One of the key modules of the TWINSCAN NXT:1950i machine is the positioning module (PM). As ASML was considering how to boost production capacity for a new design, the team wanted to know how many qualification tools, that is, positioning module qualification tools (PMQTs) would be needed, and how could the tool utilization be maximized. The team also planned to compare deployment of two parallel workstations with the same tasks versus two serial workstations, each with half of the tasks. Ron Clauwers, an industrial engineer on the ISM team at ASML, notes: “To deliver the highest throughput, four scenarios were compared with each other, and the Plant Simulation results showed that we should use two identical PMQTs in a flexible (not fixed) manner, in other words, each PMQT can accommodate any needed production step, combined with priority rules, and use parallel workstations (rather than serial workstations), in front of the PMQTs.”
“One of the strengths of Plant Simulation is the ability to create a library of objects with certain logic, and re-use these objects in different models,” says Schrooten. “We worked closely with the Siemens Digital Industries Software deployment partner, cards PLM Solutions B.V., and they have provided us with an initial, useful library of objects. For example, we created the genetic algorithm (GA) optimization object in our object library. When we simulate a manufacturing process, we define a lot of constraints between the manufacturing steps, such as the precedence constraint, which defines which step should be done prior to another step; time constraint, which defines waiting time that is sometimes needed after executing some of the manufacturing steps; and constraints that are related to physical aspects, for instance, two steps that can’t be done simultaneously, as they are done on the same physical area of the machine.

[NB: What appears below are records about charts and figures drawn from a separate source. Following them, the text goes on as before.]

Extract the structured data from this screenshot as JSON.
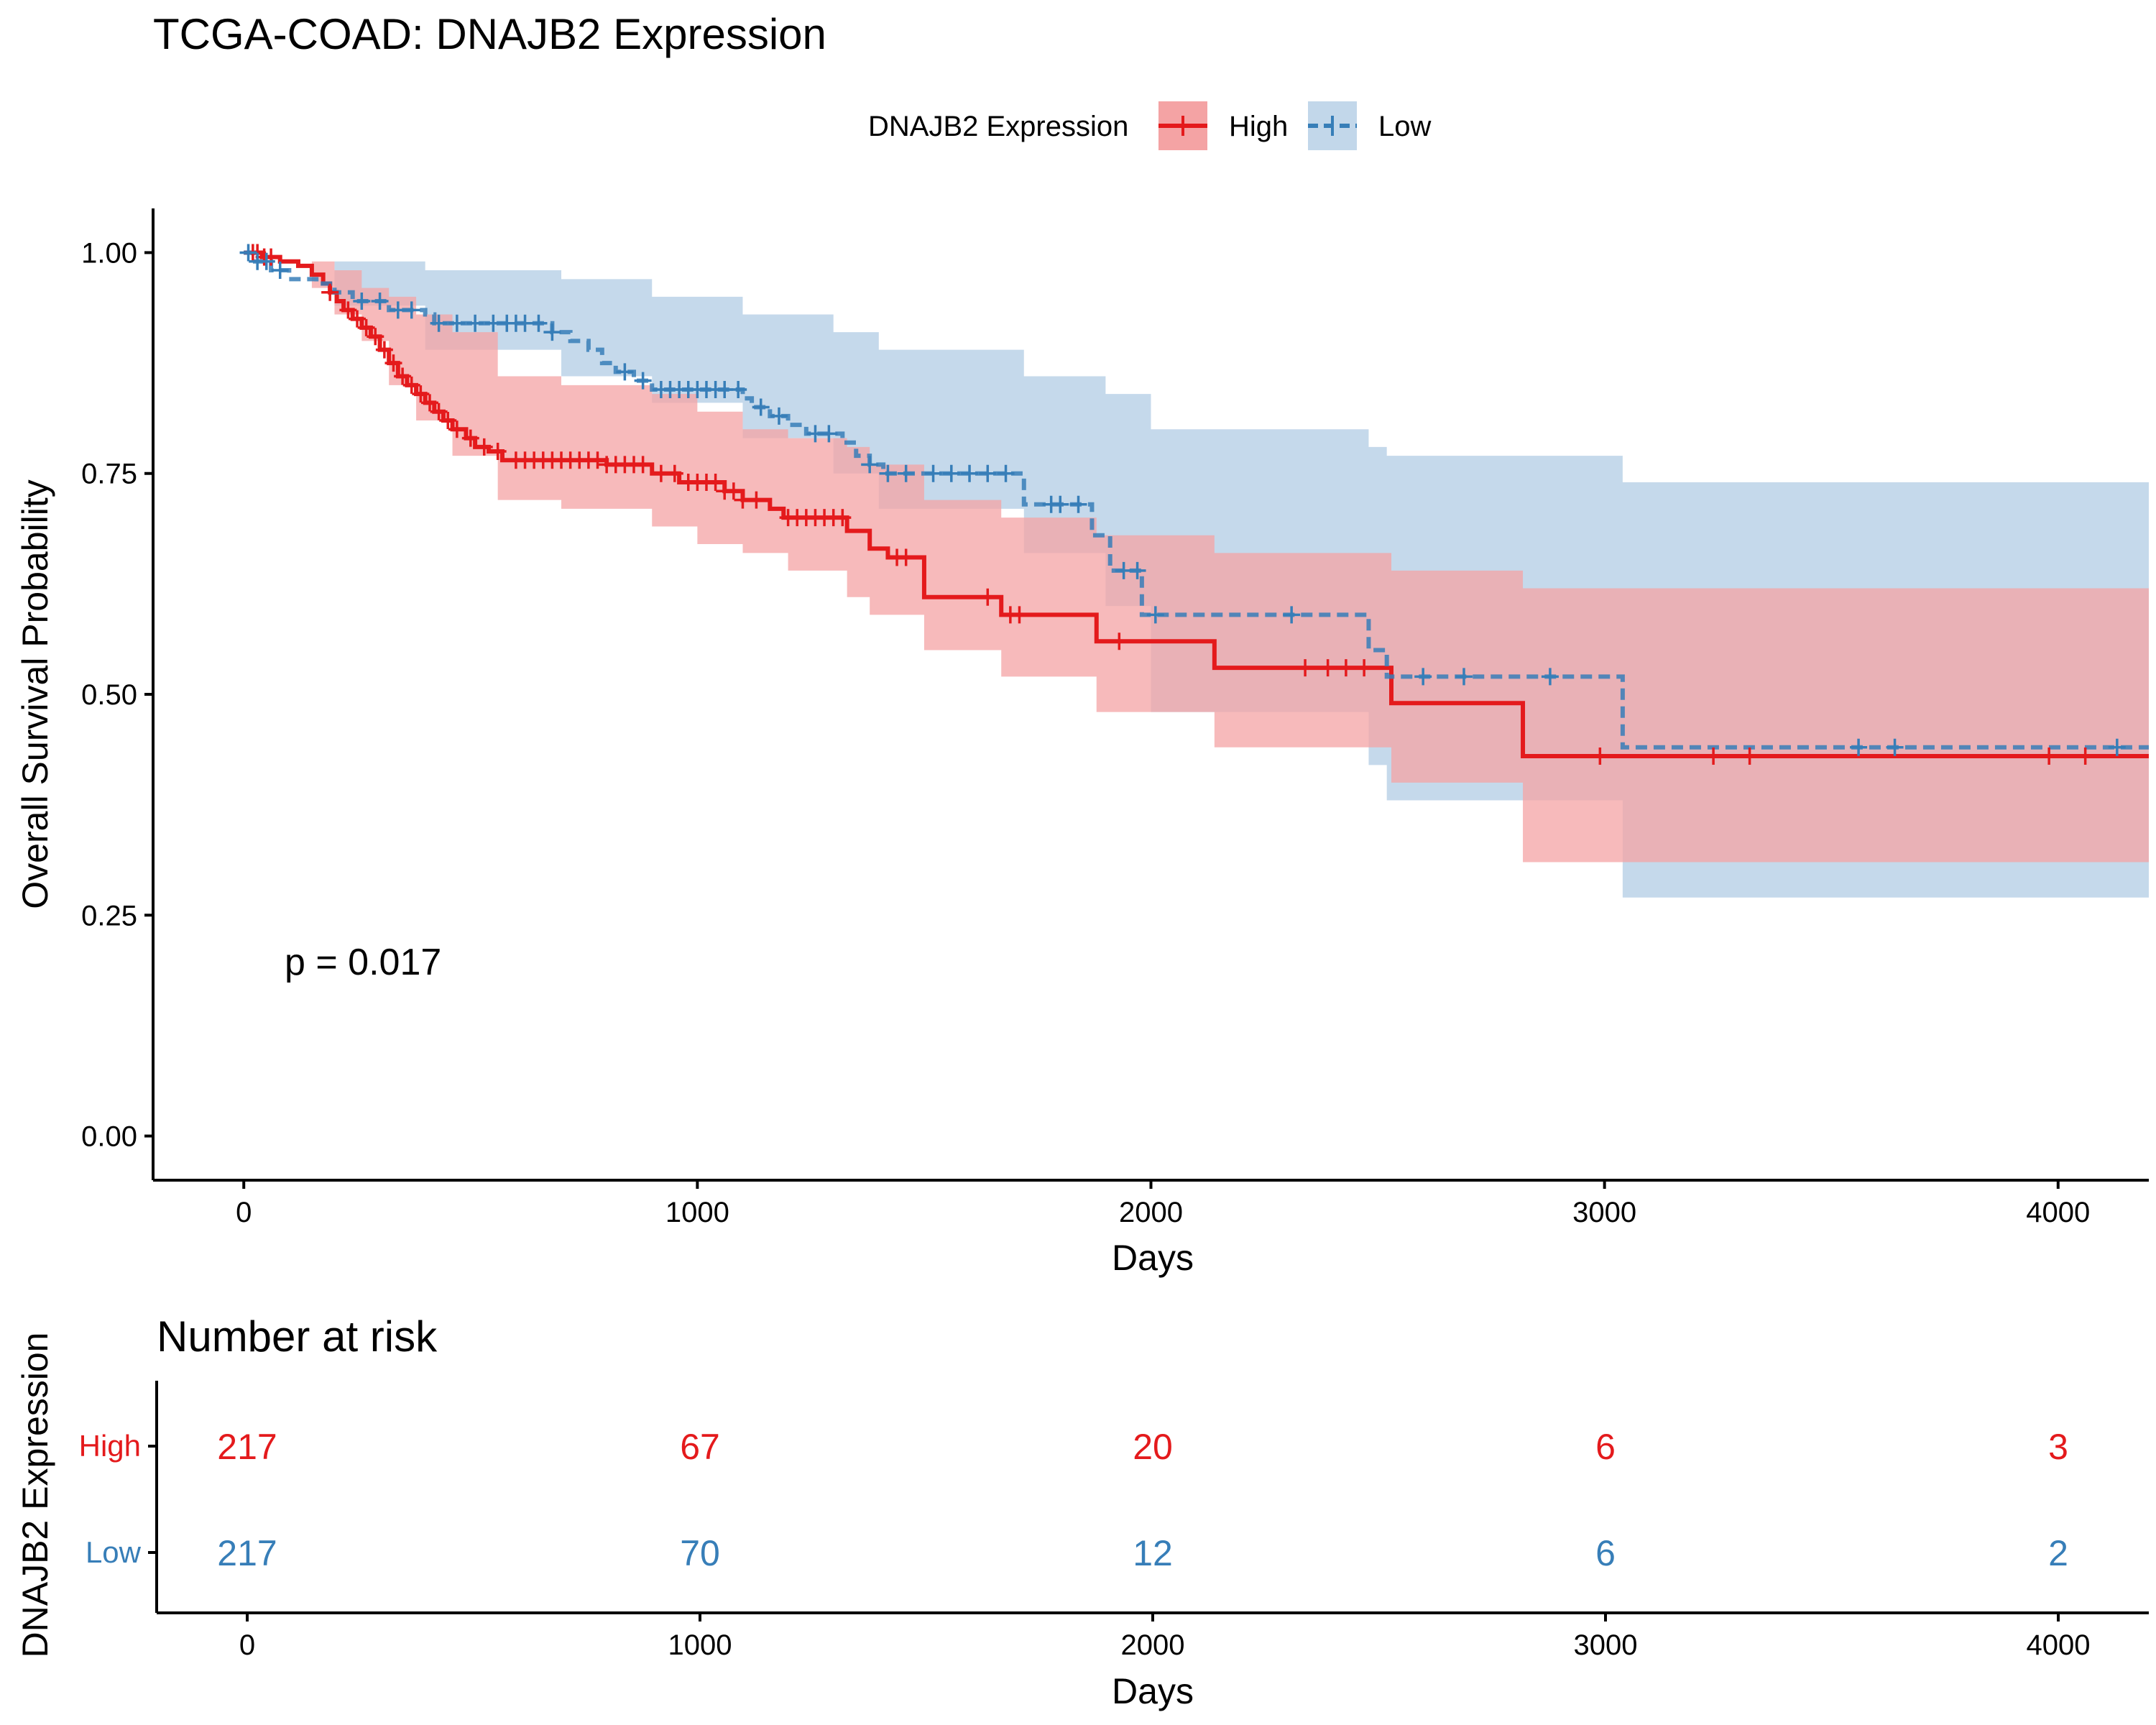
{
  "title": "TCGA-COAD: DNAJB2 Expression",
  "legend": {
    "title": "DNAJB2 Expression",
    "placement": "top",
    "items": [
      {
        "name": "High",
        "color": "#e41a1c",
        "line": "solid"
      },
      {
        "name": "Low",
        "color": "#377eb8",
        "line": "dashed"
      }
    ]
  },
  "chart_data": [
    {
      "type": "line",
      "subtype": "kaplan-meier",
      "xlabel": "Days",
      "ylabel": "Overall Survival Probability",
      "xlim": [
        -200,
        4200
      ],
      "ylim": [
        -0.05,
        1.05
      ],
      "xticks": [
        0,
        1000,
        2000,
        3000,
        4000
      ],
      "yticks": [
        0.0,
        0.25,
        0.5,
        0.75,
        1.0
      ],
      "ytick_labels": [
        "0.00",
        "0.25",
        "0.50",
        "0.75",
        "1.00"
      ],
      "grid": false,
      "annotation": "p = 0.017",
      "series": [
        {
          "name": "High",
          "color": "#e41a1c",
          "band_color": "#f4a3a4",
          "steps": [
            [
              0,
              1.0
            ],
            [
              40,
              0.995
            ],
            [
              80,
              0.99
            ],
            [
              120,
              0.985
            ],
            [
              150,
              0.975
            ],
            [
              175,
              0.965
            ],
            [
              190,
              0.955
            ],
            [
              205,
              0.945
            ],
            [
              220,
              0.935
            ],
            [
              240,
              0.925
            ],
            [
              260,
              0.915
            ],
            [
              280,
              0.905
            ],
            [
              300,
              0.89
            ],
            [
              320,
              0.875
            ],
            [
              340,
              0.86
            ],
            [
              360,
              0.85
            ],
            [
              380,
              0.84
            ],
            [
              400,
              0.83
            ],
            [
              420,
              0.82
            ],
            [
              440,
              0.81
            ],
            [
              460,
              0.8
            ],
            [
              490,
              0.79
            ],
            [
              510,
              0.78
            ],
            [
              540,
              0.775
            ],
            [
              570,
              0.765
            ],
            [
              800,
              0.76
            ],
            [
              900,
              0.75
            ],
            [
              960,
              0.74
            ],
            [
              1060,
              0.73
            ],
            [
              1100,
              0.72
            ],
            [
              1160,
              0.71
            ],
            [
              1190,
              0.7
            ],
            [
              1330,
              0.685
            ],
            [
              1380,
              0.665
            ],
            [
              1420,
              0.655
            ],
            [
              1500,
              0.61
            ],
            [
              1670,
              0.59
            ],
            [
              1880,
              0.56
            ],
            [
              2140,
              0.53
            ],
            [
              2530,
              0.49
            ],
            [
              2820,
              0.43
            ],
            [
              4200,
              0.43
            ]
          ],
          "upper": [
            [
              0,
              1.0
            ],
            [
              150,
              0.99
            ],
            [
              200,
              0.98
            ],
            [
              260,
              0.96
            ],
            [
              320,
              0.95
            ],
            [
              380,
              0.93
            ],
            [
              460,
              0.91
            ],
            [
              560,
              0.86
            ],
            [
              700,
              0.85
            ],
            [
              900,
              0.84
            ],
            [
              1000,
              0.82
            ],
            [
              1100,
              0.8
            ],
            [
              1200,
              0.79
            ],
            [
              1330,
              0.78
            ],
            [
              1380,
              0.76
            ],
            [
              1500,
              0.72
            ],
            [
              1670,
              0.7
            ],
            [
              1880,
              0.68
            ],
            [
              2140,
              0.66
            ],
            [
              2530,
              0.64
            ],
            [
              2820,
              0.62
            ],
            [
              4200,
              0.62
            ]
          ],
          "lower": [
            [
              0,
              1.0
            ],
            [
              150,
              0.96
            ],
            [
              200,
              0.93
            ],
            [
              260,
              0.9
            ],
            [
              320,
              0.85
            ],
            [
              380,
              0.81
            ],
            [
              460,
              0.77
            ],
            [
              560,
              0.72
            ],
            [
              700,
              0.71
            ],
            [
              900,
              0.69
            ],
            [
              1000,
              0.67
            ],
            [
              1100,
              0.66
            ],
            [
              1200,
              0.64
            ],
            [
              1330,
              0.61
            ],
            [
              1380,
              0.59
            ],
            [
              1500,
              0.55
            ],
            [
              1670,
              0.52
            ],
            [
              1880,
              0.48
            ],
            [
              2140,
              0.44
            ],
            [
              2530,
              0.4
            ],
            [
              2820,
              0.31
            ],
            [
              3040,
              0.31
            ],
            [
              4200,
              0.31
            ]
          ],
          "censor": [
            20,
            30,
            45,
            60,
            190,
            230,
            250,
            270,
            290,
            310,
            330,
            350,
            370,
            390,
            410,
            430,
            450,
            470,
            500,
            530,
            560,
            600,
            620,
            640,
            660,
            680,
            700,
            720,
            740,
            760,
            780,
            800,
            820,
            840,
            860,
            880,
            920,
            950,
            980,
            1000,
            1020,
            1040,
            1060,
            1080,
            1100,
            1130,
            1200,
            1220,
            1240,
            1260,
            1280,
            1300,
            1320,
            1440,
            1460,
            1640,
            1690,
            1710,
            1930,
            2340,
            2390,
            2430,
            2470,
            2990,
            3240,
            3320,
            3980,
            4060
          ]
        },
        {
          "name": "Low",
          "color": "#377eb8",
          "band_color": "#c2d7ea",
          "steps": [
            [
              0,
              1.0
            ],
            [
              20,
              0.99
            ],
            [
              60,
              0.98
            ],
            [
              100,
              0.97
            ],
            [
              160,
              0.965
            ],
            [
              200,
              0.955
            ],
            [
              240,
              0.945
            ],
            [
              320,
              0.935
            ],
            [
              400,
              0.93
            ],
            [
              420,
              0.92
            ],
            [
              680,
              0.91
            ],
            [
              720,
              0.9
            ],
            [
              760,
              0.89
            ],
            [
              790,
              0.875
            ],
            [
              820,
              0.865
            ],
            [
              860,
              0.855
            ],
            [
              900,
              0.845
            ],
            [
              1100,
              0.835
            ],
            [
              1120,
              0.825
            ],
            [
              1160,
              0.815
            ],
            [
              1200,
              0.805
            ],
            [
              1240,
              0.795
            ],
            [
              1320,
              0.785
            ],
            [
              1350,
              0.77
            ],
            [
              1380,
              0.76
            ],
            [
              1410,
              0.75
            ],
            [
              1720,
              0.715
            ],
            [
              1870,
              0.68
            ],
            [
              1910,
              0.64
            ],
            [
              1980,
              0.59
            ],
            [
              2480,
              0.55
            ],
            [
              2520,
              0.52
            ],
            [
              3040,
              0.44
            ],
            [
              4200,
              0.44
            ]
          ],
          "upper": [
            [
              0,
              1.0
            ],
            [
              200,
              0.99
            ],
            [
              400,
              0.98
            ],
            [
              700,
              0.97
            ],
            [
              900,
              0.95
            ],
            [
              1100,
              0.93
            ],
            [
              1300,
              0.91
            ],
            [
              1400,
              0.89
            ],
            [
              1720,
              0.86
            ],
            [
              1900,
              0.84
            ],
            [
              2000,
              0.8
            ],
            [
              2480,
              0.78
            ],
            [
              2520,
              0.77
            ],
            [
              3040,
              0.74
            ],
            [
              4200,
              0.74
            ]
          ],
          "lower": [
            [
              0,
              1.0
            ],
            [
              200,
              0.94
            ],
            [
              400,
              0.89
            ],
            [
              700,
              0.86
            ],
            [
              900,
              0.83
            ],
            [
              1100,
              0.79
            ],
            [
              1300,
              0.75
            ],
            [
              1400,
              0.71
            ],
            [
              1720,
              0.66
            ],
            [
              1900,
              0.6
            ],
            [
              2000,
              0.48
            ],
            [
              2480,
              0.42
            ],
            [
              2520,
              0.38
            ],
            [
              3040,
              0.27
            ],
            [
              4200,
              0.27
            ]
          ],
          "censor": [
            10,
            30,
            50,
            80,
            260,
            300,
            340,
            370,
            430,
            470,
            510,
            550,
            580,
            600,
            620,
            650,
            680,
            840,
            880,
            920,
            940,
            960,
            980,
            1000,
            1020,
            1040,
            1060,
            1090,
            1140,
            1180,
            1260,
            1290,
            1380,
            1420,
            1460,
            1520,
            1560,
            1600,
            1640,
            1680,
            1780,
            1800,
            1840,
            1940,
            1970,
            2010,
            2310,
            2600,
            2690,
            2880,
            3560,
            3640,
            4130
          ]
        }
      ]
    },
    {
      "type": "table",
      "title": "Number at risk",
      "xlabel": "Days",
      "ylabel": "DNAJB2 Expression",
      "xlim": [
        -200,
        4200
      ],
      "xticks": [
        0,
        1000,
        2000,
        3000,
        4000
      ],
      "x": [
        0,
        1000,
        2000,
        3000,
        4000
      ],
      "rows": [
        {
          "name": "High",
          "color": "#e41a1c",
          "values": [
            "217",
            "67",
            "20",
            "6",
            "3"
          ]
        },
        {
          "name": "Low",
          "color": "#377eb8",
          "values": [
            "217",
            "70",
            "12",
            "6",
            "2"
          ]
        }
      ]
    }
  ]
}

“The GA optimization object uses the genetic algorithm capability of Plant Simulation to recommend a sequence of process steps, taking into account all the constraints, and to assign the steps to the required production personnel.
Another useful capability of Plant Simulation we are using is the experiment manager. With this, we run simulations of several scenarios, and can very easily compare the results of different alternatives.”
Schoenwaldt concludes, “Maintaining world leadership is a tough task. You must be innovative and cost-effective.” He notes, “Plant Simulation will be part of our engineering decision-making process. A lot of production scenarios will be simulated virtually using Plant Simulation, before we will actually commission the production line.”